The Auction House
The furniture is piled up in careful stacks,
someone’s attic, curated.
Fine things. Ordinary things. Bits of life
made of wood and porcelain and iron,
all suddenly for sale.
Perhaps a death. Perhaps a change of heart.
Better to auction the bits away
than toss them. Let those who find value
in what no longer has value, pay
a bit, or a bit more.
That’s a truism. That things paid for
have more value than those that just fall to us.
That payment may be money, but more often
is heart and soul and time and too often,
pain. Always with a story.
For a moment you shut your eyes.
The old auction house has triggered you.
Things claimed. Things lost. Things stolen
from your heart and soul. They wash over you,
far more than things, but a life. Yours.
You are not likely to bid on anything today.
Nothing sings to you. There is no intersection
between your life and these strangers’
who have let go of these ornaments and instruments
of lives lived and loss.
Or perhaps not. Not loss that is.
So much you have let go has left you lighter,
better able to fly. Better able to find and live your peace.
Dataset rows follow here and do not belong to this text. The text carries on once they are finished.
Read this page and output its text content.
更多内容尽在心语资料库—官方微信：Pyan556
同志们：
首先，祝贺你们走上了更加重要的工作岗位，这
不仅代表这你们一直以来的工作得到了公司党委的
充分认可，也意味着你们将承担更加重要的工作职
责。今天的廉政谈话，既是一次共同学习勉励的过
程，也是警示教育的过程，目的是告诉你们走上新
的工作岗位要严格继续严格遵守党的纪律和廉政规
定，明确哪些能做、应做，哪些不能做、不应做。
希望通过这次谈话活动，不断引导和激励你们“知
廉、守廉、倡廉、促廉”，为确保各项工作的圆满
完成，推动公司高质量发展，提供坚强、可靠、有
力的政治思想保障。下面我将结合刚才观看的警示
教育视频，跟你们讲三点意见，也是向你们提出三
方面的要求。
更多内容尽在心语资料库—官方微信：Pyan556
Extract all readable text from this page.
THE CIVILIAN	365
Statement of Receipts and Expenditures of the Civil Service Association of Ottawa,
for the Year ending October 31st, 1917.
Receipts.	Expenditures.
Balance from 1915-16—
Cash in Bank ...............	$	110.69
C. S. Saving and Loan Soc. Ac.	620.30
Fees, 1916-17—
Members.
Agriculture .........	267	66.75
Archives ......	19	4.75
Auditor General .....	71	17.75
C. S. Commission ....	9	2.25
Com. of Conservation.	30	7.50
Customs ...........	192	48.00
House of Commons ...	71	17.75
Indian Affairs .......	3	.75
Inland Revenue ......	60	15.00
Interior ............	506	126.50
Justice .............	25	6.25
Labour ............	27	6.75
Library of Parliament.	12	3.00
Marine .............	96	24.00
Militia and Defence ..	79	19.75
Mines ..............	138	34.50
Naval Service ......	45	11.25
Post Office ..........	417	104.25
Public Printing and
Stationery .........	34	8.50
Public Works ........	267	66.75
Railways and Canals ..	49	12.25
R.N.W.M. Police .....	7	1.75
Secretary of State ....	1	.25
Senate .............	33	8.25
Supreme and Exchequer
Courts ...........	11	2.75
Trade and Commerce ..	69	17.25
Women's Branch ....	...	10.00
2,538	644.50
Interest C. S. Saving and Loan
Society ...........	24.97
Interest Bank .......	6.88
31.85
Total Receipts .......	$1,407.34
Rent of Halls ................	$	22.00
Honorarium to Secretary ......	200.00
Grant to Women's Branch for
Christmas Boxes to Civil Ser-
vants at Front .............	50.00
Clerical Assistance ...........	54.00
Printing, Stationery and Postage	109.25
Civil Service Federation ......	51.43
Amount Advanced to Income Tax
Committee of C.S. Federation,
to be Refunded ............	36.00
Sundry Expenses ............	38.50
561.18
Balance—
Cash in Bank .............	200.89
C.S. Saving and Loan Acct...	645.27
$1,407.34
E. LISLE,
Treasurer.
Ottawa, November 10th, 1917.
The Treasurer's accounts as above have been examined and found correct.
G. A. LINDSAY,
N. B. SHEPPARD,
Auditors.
So perhaps these things, stacked one on the other
represent a life like yours, unburdened.
That is cause to sing. Not dirges
but hymns of praise, dancing music.
The room is full of people. Buyers, sellers,
collectors. All looking for that special bargain,
and when they see the little dance, they flock
to your corner of the auction house, sure
you have found something they might want.
And you have.
But it is not for sale.
About this poem
From time to time, when I have nothing in my heart to write about, I simply pull a picture out and write to the emotions that come to me in remembering the time and place the photograph was taken. This is one of those.
I am always surprised at what comes out. Always different and always more than I expect.